Non, Internet n’a pas de sang sur les mains

A l’occasion de l’Assemblée générale des Nations Unies, la Première ministre britannique Theresa May a invité l’ensemble des Etats à faire d’Internet, le premier responsable du terrorisme. Non seulement ceci est faux, mais c’est surtout dangereux. Car il s’agit d’une attaque en règle contre un Internet libre et ouvert, et contre une communauté internet d’ores et déjà responsable et engagée.

Frappée à plusieurs reprises au cours des deux dernières années, l’Europe a payé un lourd tribut à la lutte contre le terrorisme. Chacune des attaques avait un mode opératoire différent, chaque assaillant avait un profil particulier. Mais à la fin, une question demeure: qu’aurait-on dû faire pour éviter le pire?

A cette question, les gouvernements trouvent une réponse facile: restreindre et contrôler Internet. Il serait à l’origine de tous les maux et de toutes les actions -quand bien même les enquêtes ont pu démontrer que certains terroristes n’avaient eu, en aucune manière, recours aux moyens offerts par ces technologies pour commettre le pire.

Aujourd’hui encore, le gouvernement britannique lance une nouvelle offensive contre Internet. Ce n’est pas seulement un signal fort qui est envoyé. C’est surtout une insulte aux citoyens, à l’ensemble des décideurs publics et des entreprises. Estimer qu’une question aussi grave et complexe que le terrorisme pourrait être gérée et endiguée par un simple mesure technique est à la fois irréaliste et profondément dangereux. C’est nier une réalité complexe. C’est aussi refuser de prendre ses responsabilités sur un plan politique dont relèvent tant les questions de sécurité publique, d’éducation et d’intégration. «Patcher l’Internet» pour éradiquer le terrorisme, l’endoctrinement ou la radicalisation est vain et illusoire.

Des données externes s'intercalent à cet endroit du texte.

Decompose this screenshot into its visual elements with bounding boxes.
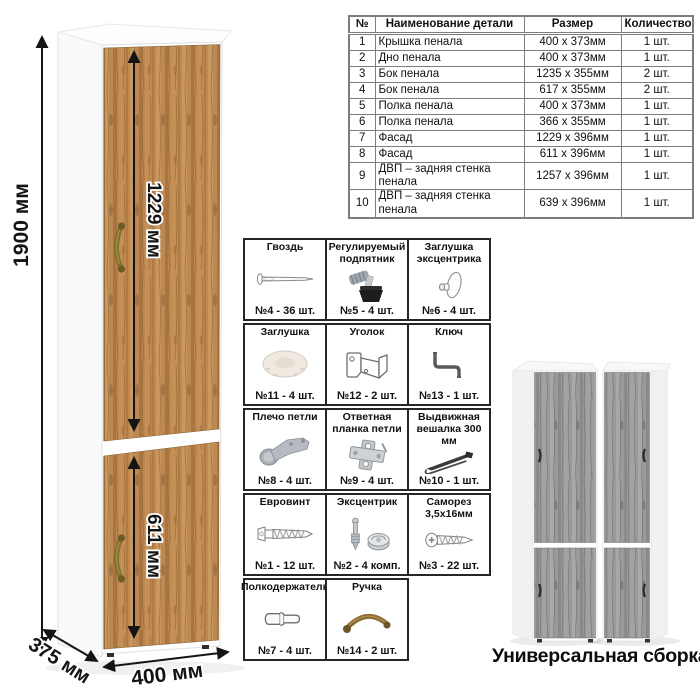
part-qty: 1 шт.	[621, 147, 693, 163]
hardware-title: Ручка	[351, 580, 383, 594]
part-name: Полка пенала	[375, 115, 524, 131]
hardware-count: №8 - 4 шт.	[258, 475, 312, 489]
hardware-cell-hinge-arm: Плечо петли №8 - 4 шт.	[243, 408, 327, 491]
part-num: 4	[349, 83, 375, 99]
hardware-grid: Гвоздь №4 - 36 шт. Регулируемый подпятни…	[243, 238, 495, 663]
part-size: 1235 x 355мм	[524, 67, 621, 83]
table-row: 8Фасад611 x 396мм1 шт.	[349, 147, 693, 163]
hardware-row: Евровинт №1 - 12 шт. Эксцентрик №2 - 4 к…	[243, 493, 495, 576]
col-header-name: Наименование детали	[375, 16, 524, 34]
hardware-count: №11 - 4 шт.	[255, 390, 315, 404]
cabinet-foot	[202, 645, 209, 649]
part-qty: 1 шт.	[621, 51, 693, 67]
part-size: 1257 x 396мм	[524, 163, 621, 190]
eccentric-cap-icon	[429, 266, 469, 306]
part-size: 400 x 373мм	[524, 51, 621, 67]
hardware-title: Ключ	[434, 325, 464, 339]
part-num: 6	[349, 115, 375, 131]
part-num: 5	[349, 99, 375, 115]
hardware-count: №4 - 36 шт.	[255, 305, 315, 319]
hardware-title: Гвоздь	[266, 240, 305, 254]
hardware-count: №10 - 1 шт.	[419, 475, 479, 489]
part-num: 3	[349, 67, 375, 83]
cabinet-side-panel	[58, 32, 102, 657]
part-num: 7	[349, 131, 375, 147]
part-size: 611 x 396мм	[524, 147, 621, 163]
col-header-size: Размер	[524, 16, 621, 34]
hardware-count: №1 - 12 шт.	[255, 560, 315, 574]
part-name: Дно пенала	[375, 51, 524, 67]
hardware-cell-hinge-plate: Ответная планка петли №9 - 4 шт.	[325, 408, 409, 491]
universal-assembly-caption: Универсальная сборка.	[492, 645, 700, 668]
hardware-cell-pullout-hanger: Выдвижная вешалка 300 мм №10 - 1 шт.	[407, 408, 491, 491]
hardware-title: Саморез 3,5х16мм	[409, 495, 489, 521]
table-row: 6Полка пенала366 x 355мм1 шт.	[349, 115, 693, 131]
handle-icon	[339, 594, 395, 645]
left-gray-cabinet	[513, 361, 597, 643]
col-header-num: №	[349, 16, 375, 34]
table-row: 2Дно пенала400 x 373мм1 шт.	[349, 51, 693, 67]
table-row: 10ДВП – задняя стенка пенала639 x 396мм1…	[349, 190, 693, 218]
hardware-count: №12 - 2 шт.	[337, 390, 397, 404]
table-row: 1Крышка пенала400 x 373мм1 шт.	[349, 34, 693, 51]
hardware-cell-adjustable-foot: Регулируемый подпятник №5 - 4 шт.	[325, 238, 409, 321]
hardware-row: Полкодержатель №7 - 4 шт. Ручка №14 - 2 …	[243, 578, 495, 661]
hardware-row: Плечо петли №8 - 4 шт. Ответная планка п…	[243, 408, 495, 491]
hardware-count: №5 - 4 шт.	[340, 305, 394, 319]
part-num: 2	[349, 51, 375, 67]
part-qty: 1 шт.	[621, 163, 693, 190]
hardware-title: Ответная планка петли	[327, 410, 407, 436]
right-gray-cabinet	[603, 362, 670, 643]
hardware-title: Заглушка	[260, 325, 311, 339]
parts-table-header-row: № Наименование детали Размер Количество	[349, 16, 693, 34]
col-header-qty: Количество	[621, 16, 693, 34]
hardware-count: №6 - 4 шт.	[422, 305, 476, 319]
hardware-cell-eccentric: Эксцентрик №2 - 4 комп.	[325, 493, 409, 576]
part-num: 1	[349, 34, 375, 51]
total-height-label: 1900 мм	[10, 183, 33, 267]
lower-door-label: 611 мм	[143, 514, 164, 578]
table-row: 4Бок пенала617 x 355мм2 шт.	[349, 83, 693, 99]
hardware-title: Плечо петли	[251, 410, 318, 424]
hardware-cell-euroscrew: Евровинт №1 - 12 шт.	[243, 493, 327, 576]
part-num: 10	[349, 190, 375, 218]
part-size: 1229 x 396мм	[524, 131, 621, 147]
hardware-count: №9 - 4 шт.	[340, 475, 394, 489]
table-row: 5Полка пенала400 x 373мм1 шт.	[349, 99, 693, 115]
hardware-title: Заглушка эксцентрика	[409, 240, 489, 266]
corner-bracket-icon	[342, 339, 392, 390]
hardware-count: №7 - 4 шт.	[258, 645, 312, 659]
hardware-count: №13 - 1 шт.	[419, 390, 479, 404]
pullout-hanger-icon	[419, 447, 479, 475]
part-size: 366 x 355мм	[524, 115, 621, 131]
universal-assembly-cabinets	[510, 361, 680, 646]
hardware-cell-cap: Заглушка №11 - 4 шт.	[243, 323, 327, 406]
table-row: 3Бок пенала1235 x 355мм2 шт.	[349, 67, 693, 83]
hardware-count: №2 - 4 комп.	[333, 560, 400, 574]
part-name: ДВП – задняя стенка пенала	[375, 190, 524, 218]
hardware-row: Гвоздь №4 - 36 шт. Регулируемый подпятни…	[243, 238, 495, 321]
hardware-cell-nail: Гвоздь №4 - 36 шт.	[243, 238, 327, 321]
part-name: Крышка пенала	[375, 34, 524, 51]
part-qty: 2 шт.	[621, 67, 693, 83]
cap-icon	[260, 339, 310, 390]
eccentric-icon	[340, 509, 394, 560]
hardware-title: Эксцентрик	[336, 495, 398, 509]
part-name: ДВП – задняя стенка пенала	[375, 163, 524, 190]
part-qty: 1 шт.	[621, 34, 693, 51]
part-name: Фасад	[375, 147, 524, 163]
hinge-plate-icon	[344, 436, 390, 476]
cabinet-foot	[107, 653, 114, 657]
euroscrew-icon	[254, 509, 316, 560]
table-row: 7Фасад1229 x 396мм1 шт.	[349, 131, 693, 147]
assembly-instruction-sheet: 1900 мм 1229 мм 611 мм 375 мм 400 мм № Н…	[0, 0, 700, 700]
part-size: 400 x 373мм	[524, 34, 621, 51]
table-row: 9ДВП – задняя стенка пенала1257 x 396мм1…	[349, 163, 693, 190]
part-size: 639 x 396мм	[524, 190, 621, 218]
hardware-cell-handle: Ручка №14 - 2 шт.	[325, 578, 409, 661]
part-size: 400 x 373мм	[524, 99, 621, 115]
adjustable-foot-icon	[343, 266, 391, 306]
part-qty: 1 шт.	[621, 99, 693, 115]
hardware-title: Выдвижная вешалка 300 мм	[409, 410, 489, 447]
hardware-cell-shelf-support: Полкодержатель №7 - 4 шт.	[243, 578, 327, 661]
hardware-cell-selftapping-screw: Саморез 3,5х16мм №3 - 22 шт.	[407, 493, 491, 576]
part-qty: 1 шт.	[621, 190, 693, 218]
hardware-row: Заглушка №11 - 4 шт. Уголок №12 - 2 шт. …	[243, 323, 495, 406]
part-size: 617 x 355мм	[524, 83, 621, 99]
hardware-title: Полкодержатель	[240, 580, 330, 594]
hardware-title: Уголок	[349, 325, 386, 339]
part-name: Полка пенала	[375, 99, 524, 115]
nail-icon	[253, 254, 317, 305]
hardware-count: №14 - 2 шт.	[337, 645, 397, 659]
hex-key-icon	[425, 339, 473, 390]
selftapping-screw-icon	[422, 521, 476, 561]
upper-door-label: 1229 мм	[143, 182, 164, 258]
parts-table: № Наименование детали Размер Количество …	[348, 15, 694, 219]
part-name: Бок пенала	[375, 83, 524, 99]
part-qty: 2 шт.	[621, 83, 693, 99]
part-num: 8	[349, 147, 375, 163]
hinge-arm-icon	[257, 424, 313, 475]
part-name: Фасад	[375, 131, 524, 147]
hardware-title: Регулируемый подпятник	[327, 240, 407, 266]
hardware-cell-key: Ключ №13 - 1 шт.	[407, 323, 491, 406]
hardware-title: Евровинт	[259, 495, 312, 509]
part-qty: 1 шт.	[621, 115, 693, 131]
hardware-count: №3 - 22 шт.	[419, 560, 479, 574]
hardware-cell-eccentric-cap: Заглушка эксцентрика №6 - 4 шт.	[407, 238, 491, 321]
hardware-cell-corner-bracket: Уголок №12 - 2 шт.	[325, 323, 409, 406]
part-num: 9	[349, 163, 375, 190]
shelf-support-icon	[261, 594, 309, 645]
part-name: Бок пенала	[375, 67, 524, 83]
part-qty: 1 шт.	[621, 131, 693, 147]
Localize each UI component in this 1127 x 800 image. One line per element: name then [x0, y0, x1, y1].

Le contrôle et la suppression proactive des contenus n’y changeront rien. L’ensemble des acteurs présents dans le paysage français a déjà mis en œuvre des outils qui permettent de signaler, revoir, analyser et supprimer les contenus faisant l’apologie du terrorisme. Cette propagande se trouve alors repoussée aux limites du Web, sur des plates-formes et dans des géographies ayant des politiques plus souples ou moins regardantes. Les terroristes changent en permanence leurs pratiques, utilisant d’autres moyens de communication pour perpétuer la circulation des contenus.

A l’inverse, les gouvernements doivent développer de nouvelles approches innovantes destinées à lutter contre la radicalisation de certaines personnes. De nombreux rapports concluent que non seulement les mesures de censure ou blocage de l’Internet ne sont pas efficaces mais qu’elles s’avèrent contre-productives. Il est toujours possible de contourner un blocage technique par une autre mesure technique. Il est toujours possible de consulter un contenu dès lors que son auteur le multiplie à l’infini sur l’ensemble des sites existants, utilisant dans certains cas, des failles de sécurité pour s’immiscer en toute discrétion au sein de sites normaux.

Mais surtout, les gouvernements doivent enfin admettre que les phénomènes de radicalisations demeurent des processus complexes qui ne commencent, ni ne se réduisent à Internet. Il ne revient pas aux acteurs de l’internet de se substituer à la puissance publique. Il ne convient pas que le politique se décharge de sa responsabilité sur les acteurs de l’Internet.

Nous pouvons accompagner ou assister ces démarches comme l’ensemble des membres de l’ASIC ont pu le faire au cours de ces dernières années en matière de contre-discours. Il serait temps de voir Internet, non comme à la source de tous les maux, mais comme une force permettant d’aider à rééquilibrer les forces. Au lieu de perpétuellement pointer du doigt les acteurs du numérique, peut-être serait-il temps de voir où résident les vraies responsabilités et quelles doivent être les vraies solutions.